Israel, que já perdeu a guerra da opinião pública internacional, diante de excessos na reação aos atentados terroristas de 7 de outubro, corre o risco, agora, de se isolar ainda mais. Se levar adiante a ofensiva a Rafah, haverá consequências históricas, um retrocesso do ponto de vista diplomático sem precedentes.
O Egito, por exemplo, ameaça suspender seu tratado de paz. Os acordos de Camp David, de 1978, e a consequente assinatura do documento, em 1979, são a pedra angular da estabilidade do Oriente Médio há quase meio século.
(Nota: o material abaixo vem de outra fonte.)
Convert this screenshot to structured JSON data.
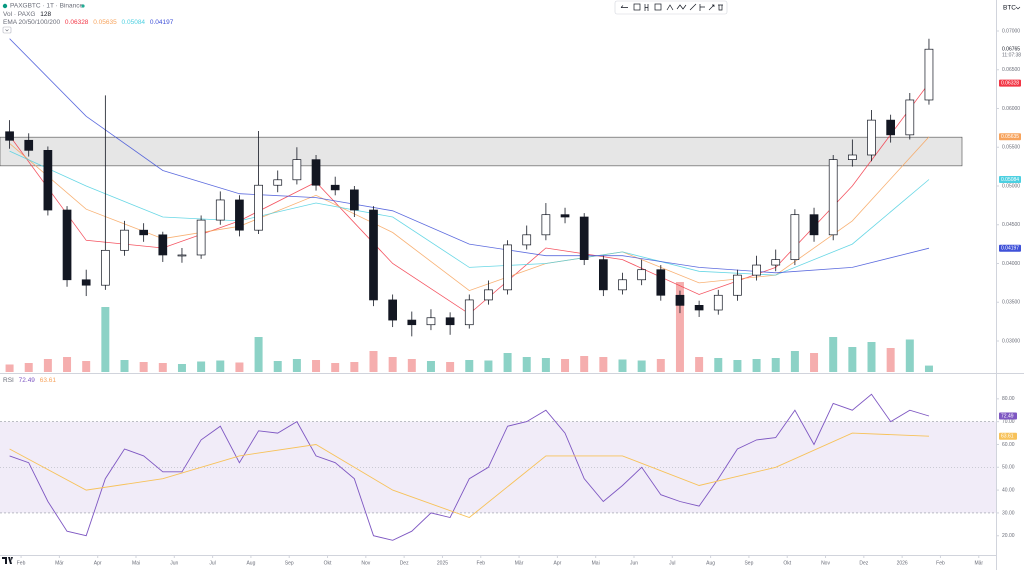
{
  "chart_data": {
    "type": "candlestick",
    "title": "PAXGBTC · 1T · Binance",
    "currency": "BTC",
    "countdown": "11:07:38",
    "xlim": [
      -0.5,
      51.5
    ],
    "xticks": [
      {
        "value": 0.6,
        "label": "Feb"
      },
      {
        "value": 2.6,
        "label": "Mär"
      },
      {
        "value": 4.6,
        "label": "Apr"
      },
      {
        "value": 6.6,
        "label": "Mai"
      },
      {
        "value": 8.6,
        "label": "Jun"
      },
      {
        "value": 10.6,
        "label": "Jul"
      },
      {
        "value": 12.6,
        "label": "Aug"
      },
      {
        "value": 14.6,
        "label": "Sep"
      },
      {
        "value": 16.6,
        "label": "Okt"
      },
      {
        "value": 18.6,
        "label": "Nov"
      },
      {
        "value": 20.6,
        "label": "Dez"
      },
      {
        "value": 22.6,
        "label": "2025"
      },
      {
        "value": 24.6,
        "label": "Feb"
      },
      {
        "value": 26.6,
        "label": "Mär"
      },
      {
        "value": 28.6,
        "label": "Apr"
      },
      {
        "value": 30.6,
        "label": "Mai"
      },
      {
        "value": 32.6,
        "label": "Jun"
      },
      {
        "value": 34.6,
        "label": "Jul"
      },
      {
        "value": 36.6,
        "label": "Aug"
      },
      {
        "value": 38.6,
        "label": "Sep"
      },
      {
        "value": 40.6,
        "label": "Okt"
      },
      {
        "value": 42.6,
        "label": "Nov"
      },
      {
        "value": 44.6,
        "label": "Dez"
      },
      {
        "value": 46.6,
        "label": "2026"
      },
      {
        "value": 48.6,
        "label": "Feb"
      },
      {
        "value": 50.6,
        "label": "Mär"
      }
    ],
    "ylim": [
      0.026,
      0.074
    ],
    "yticks": [
      {
        "value": 0.03,
        "label": "0.03000"
      },
      {
        "value": 0.035,
        "label": "0.03500"
      },
      {
        "value": 0.04,
        "label": "0.04000"
      },
      {
        "value": 0.045,
        "label": "0.04500"
      },
      {
        "value": 0.05,
        "label": "0.05000"
      },
      {
        "value": 0.055,
        "label": "0.05500"
      },
      {
        "value": 0.06,
        "label": "0.06000"
      },
      {
        "value": 0.065,
        "label": "0.06500"
      },
      {
        "value": 0.07,
        "label": "0.07000"
      }
    ],
    "zone": [
      0.0526,
      0.0563
    ],
    "zone_color": "#e6e6e6",
    "up_color": "#ffffff",
    "down_color": "#131722",
    "last_price_color": "#131722",
    "open": [
      0.057,
      0.0559,
      0.0546,
      0.0469,
      0.0379,
      0.0372,
      0.0417,
      0.0443,
      0.0437,
      0.0411,
      0.0411,
      0.0456,
      0.0482,
      0.0443,
      0.0501,
      0.0508,
      0.0534,
      0.0501,
      0.0495,
      0.0469,
      0.0353,
      0.0327,
      0.0321,
      0.033,
      0.0321,
      0.0353,
      0.0366,
      0.0424,
      0.0437,
      0.0463,
      0.046,
      0.0405,
      0.0366,
      0.0379,
      0.0392,
      0.0359,
      0.0346,
      0.034,
      0.0359,
      0.0385,
      0.0398,
      0.0405,
      0.0463,
      0.0437,
      0.0534,
      0.054,
      0.0585,
      0.0566,
      0.0611
    ],
    "high": [
      0.0585,
      0.0568,
      0.0551,
      0.0474,
      0.0392,
      0.0617,
      0.0455,
      0.0452,
      0.0441,
      0.042,
      0.0462,
      0.0493,
      0.0488,
      0.0571,
      0.052,
      0.055,
      0.054,
      0.0512,
      0.05,
      0.0474,
      0.036,
      0.0338,
      0.0341,
      0.0337,
      0.036,
      0.0378,
      0.043,
      0.0449,
      0.0478,
      0.0472,
      0.0465,
      0.041,
      0.0388,
      0.0405,
      0.0398,
      0.0365,
      0.0352,
      0.0366,
      0.0392,
      0.041,
      0.0418,
      0.047,
      0.0472,
      0.054,
      0.056,
      0.0598,
      0.0592,
      0.062,
      0.069
    ],
    "low": [
      0.0548,
      0.0538,
      0.0462,
      0.037,
      0.0358,
      0.0366,
      0.041,
      0.0428,
      0.0402,
      0.0401,
      0.0406,
      0.045,
      0.0435,
      0.0438,
      0.0492,
      0.0502,
      0.0494,
      0.0488,
      0.046,
      0.0345,
      0.0318,
      0.0306,
      0.0314,
      0.0308,
      0.0316,
      0.0347,
      0.036,
      0.0418,
      0.043,
      0.0452,
      0.0398,
      0.0358,
      0.036,
      0.0372,
      0.0352,
      0.0336,
      0.0331,
      0.0334,
      0.0352,
      0.0378,
      0.039,
      0.0398,
      0.0428,
      0.043,
      0.0525,
      0.0532,
      0.0556,
      0.056,
      0.0605
    ],
    "close": [
      0.0559,
      0.0546,
      0.0469,
      0.0379,
      0.0372,
      0.0417,
      0.0443,
      0.0437,
      0.0411,
      0.0411,
      0.0456,
      0.0482,
      0.0443,
      0.0501,
      0.0508,
      0.0534,
      0.0501,
      0.0495,
      0.0469,
      0.0353,
      0.0327,
      0.0321,
      0.033,
      0.0321,
      0.0353,
      0.0366,
      0.0424,
      0.0437,
      0.0463,
      0.046,
      0.0405,
      0.0366,
      0.0379,
      0.0392,
      0.0359,
      0.0346,
      0.034,
      0.0359,
      0.0385,
      0.0398,
      0.0405,
      0.0463,
      0.0437,
      0.0534,
      0.054,
      0.0585,
      0.0566,
      0.0611,
      0.06765
    ],
    "volume": {
      "label": "Vol · PAXG",
      "ylim": [
        0,
        2000
      ],
      "up_color": "#6fc7b8",
      "down_color": "#f39a9a",
      "values": [
        150,
        180,
        260,
        300,
        220,
        1300,
        240,
        200,
        180,
        160,
        210,
        230,
        190,
        700,
        220,
        260,
        240,
        180,
        200,
        420,
        300,
        260,
        220,
        200,
        240,
        230,
        380,
        300,
        280,
        260,
        320,
        300,
        250,
        230,
        260,
        1800,
        300,
        280,
        240,
        260,
        280,
        420,
        380,
        700,
        500,
        600,
        480,
        650,
        128
      ]
    },
    "ema": {
      "label": "EMA 20/50/100/200",
      "x": [
        0,
        4,
        8,
        12,
        16,
        20,
        24,
        28,
        32,
        36,
        40,
        44,
        48
      ],
      "series": [
        {
          "color": "#f23645",
          "values": [
            0.0565,
            0.043,
            0.042,
            0.0455,
            0.0505,
            0.04,
            0.0335,
            0.042,
            0.0405,
            0.036,
            0.0395,
            0.05,
            0.06328
          ]
        },
        {
          "color": "#f7a35c",
          "values": [
            0.0555,
            0.047,
            0.0432,
            0.0448,
            0.0488,
            0.044,
            0.0365,
            0.04,
            0.0415,
            0.0375,
            0.0385,
            0.0455,
            0.05635
          ]
        },
        {
          "color": "#4dd0e1",
          "values": [
            0.0545,
            0.05,
            0.046,
            0.0455,
            0.0478,
            0.046,
            0.0395,
            0.04,
            0.0415,
            0.039,
            0.0385,
            0.0425,
            0.05084
          ]
        },
        {
          "color": "#3f51d8",
          "values": [
            0.069,
            0.059,
            0.052,
            0.049,
            0.0485,
            0.0468,
            0.0425,
            0.041,
            0.041,
            0.0395,
            0.0388,
            0.0395,
            0.04197
          ]
        }
      ]
    },
    "rsi": {
      "label": "RSI",
      "ylim": [
        12,
        90
      ],
      "yticks": [
        {
          "value": 20,
          "label": "20.00"
        },
        {
          "value": 30,
          "label": "30.00"
        },
        {
          "value": 40,
          "label": "40.00"
        },
        {
          "value": 50,
          "label": "50.00"
        },
        {
          "value": 60,
          "label": "60.00"
        },
        {
          "value": 70,
          "label": "70.00"
        },
        {
          "value": 80,
          "label": "80.00"
        }
      ],
      "bands": [
        30,
        70
      ],
      "midline": 50,
      "band_color": "#ede7f6",
      "series": [
        {
          "color": "#7e57c2",
          "values": [
            55,
            52,
            35,
            22,
            20,
            45,
            58,
            55,
            48,
            48,
            62,
            68,
            52,
            66,
            65,
            70,
            55,
            52,
            45,
            20,
            18,
            22,
            30,
            28,
            45,
            50,
            68,
            70,
            75,
            65,
            45,
            35,
            42,
            50,
            38,
            35,
            33,
            45,
            58,
            62,
            63,
            75,
            60,
            78,
            75,
            82,
            70,
            75,
            72.49
          ]
        },
        {
          "color": "#f7c25a",
          "x": [
            0,
            4,
            8,
            12,
            16,
            20,
            24,
            28,
            32,
            36,
            40,
            44,
            48
          ],
          "values": [
            58,
            40,
            45,
            55,
            60,
            40,
            28,
            55,
            55,
            42,
            50,
            65,
            63.61
          ]
        }
      ]
    }
  }
}
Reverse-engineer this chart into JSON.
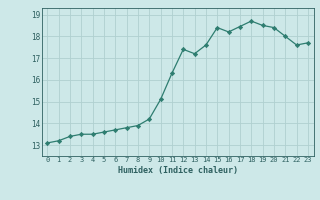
{
  "x": [
    0,
    1,
    2,
    3,
    4,
    5,
    6,
    7,
    8,
    9,
    10,
    11,
    12,
    13,
    14,
    15,
    16,
    17,
    18,
    19,
    20,
    21,
    22,
    23
  ],
  "y": [
    13.1,
    13.2,
    13.4,
    13.5,
    13.5,
    13.6,
    13.7,
    13.8,
    13.9,
    14.2,
    15.1,
    16.3,
    17.4,
    17.2,
    17.6,
    18.4,
    18.2,
    18.45,
    18.7,
    18.5,
    18.4,
    18.0,
    17.6,
    17.7
  ],
  "xlabel": "Humidex (Indice chaleur)",
  "ylim": [
    12.5,
    19.3
  ],
  "xlim": [
    -0.5,
    23.5
  ],
  "yticks": [
    13,
    14,
    15,
    16,
    17,
    18,
    19
  ],
  "xticks": [
    0,
    1,
    2,
    3,
    4,
    5,
    6,
    7,
    8,
    9,
    10,
    11,
    12,
    13,
    14,
    15,
    16,
    17,
    18,
    19,
    20,
    21,
    22,
    23
  ],
  "bg_color": "#cde8e8",
  "grid_color": "#b0d0d0",
  "line_color": "#2e7d70",
  "marker_color": "#2e7d70",
  "tick_color": "#2e6060",
  "xlabel_color": "#2e6060"
}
Com mediação decisiva do então presidente americano, Jimmy Carter, o líder egípcio Anwar Al Sadat, e o premier israelense, Menachem Begin, apertaram as mãos na Casa Branca, em uma cena improvável para os inimigos de três décadas. Seus principais pontos: o mútuo reconhecimento de ambos os países, a cessação do estado de guerra que permanecia desde o conflito de 1948, e a completa retirada por Israel de suas forças armadas e civis do resto da Península do Sinai, capturada na Guerra dos Seis Dias (1967). O acordo também garantiu a passagem de navios de Israel através de Canal de Suez.
Romper o pacto por causa de Rafah significaria, tecnicamente, que Egito e Israel estariam, de novo, em situação de guerra.